Praktik Baik Pemerintah Daerah
Berbagai daerah penghasil sawit telah menyelesaikan Rencana Aksi Daerah untuk Kelapa Sawit Berkelanjutan, yang menjadi pegangan bagi arah perbaikan tata kelola sawit di daerahnya.

Irawati, Wakil Bupati Kotawaringin Timur, Kalimantan Tengah menyatakan bahwa dukungan yang didapatkan dari kolaborasi multipihak sangat membantu dalam penguatan fungsi kelembagaan dan peran kelompok swadaya masyarakat.

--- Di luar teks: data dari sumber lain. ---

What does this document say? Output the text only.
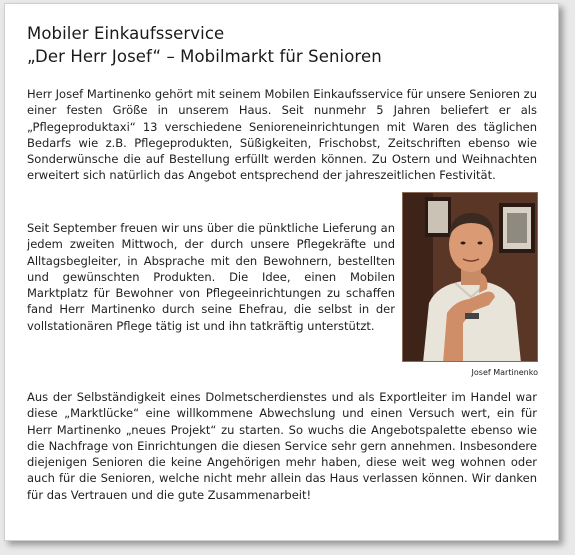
Mobiler Einkaufsservice
„Der Herr Josef“ – Mobilmarkt für Senioren

Herr Josef Martinenko gehört mit seinem Mobilen Einkaufsservice für unsere Senioren zu einer festen Größe in unserem Haus. Seit nunmehr 5 Jahren beliefert er als „Pflegeproduktaxi“ 13 verschiedene Senioreneinrichtungen mit Waren des täglichen Bedarfs wie z.B. Pflegeprodukten, Süßigkeiten, Frischobst, Zeitschriften ebenso wie Sonderwünsche die auf Bestellung erfüllt werden können. Zu Ostern und Weihnachten erweitert sich natürlich das Angebot entsprechend der jahreszeitlichen Festivität.

Seit September freuen wir uns über die pünktliche Lieferung an jedem zweiten Mittwoch, der durch unsere Pflegekräfte und Alltagsbegleiter, in Absprache mit den Bewohnern, bestellten und gewünschten Produkten. Die Idee, einen Mobilen Marktplatz für Bewohner von Pflegeeinrichtungen zu schaffen fand Herr Martinenko durch seine Ehefrau, die selbst in der vollstationären Pflege tätig ist und ihn tatkräftig unterstützt.

Josef Martinenko

Aus der Selbständigkeit eines Dolmetscherdienstes und als Exportleiter im Handel war diese „Marktlücke“ eine willkommene Abwechslung und einen Versuch wert, ein für Herr Martinenko „neues Projekt“ zu starten. So wuchs die Angebotspalette ebenso wie die Nachfrage von Einrichtungen die diesen Service sehr gern annehmen. Insbesondere diejenigen Senioren die keine Angehörigen mehr haben, diese weit weg wohnen oder auch für die Senioren, welche nicht mehr allein das Haus verlassen können. Wir danken für das Vertrauen und die gute Zusammenarbeit!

“Kami mempunyai produk unggulan dari Siam yang sudah mendapatkan hak paten dari Kemenkumham RI yaitu beras Siam Epang. Tentunya untuk bisa mempertahankan komoditas ini sebagai produk unggulan, kami harus meningkatkan kualitas dan daya saing produk. Sehingga, kami sangat mengapresiasi adanya Indikator Yurisdiksi Berkelanjutan yang bisa kami gunakan sebagai pedoman,” ungkapnya.

Kesiapan daerah untuk menerapkan prinsip keberlanjutan juga dihayati oleh Kabupaten Siak, Provinsi Riau melalui Peta Jalan Siak Hijau.

Hal ini dijelaskan oleh Arfan Usman, Sekretaris Daerah Siak yang menuturkan bahwa perumusan peta ini sebagai rencana aksi yang melibatkan multipihak untuk mempercepat pencapaian Siak sebagai Kabupaten Hijau.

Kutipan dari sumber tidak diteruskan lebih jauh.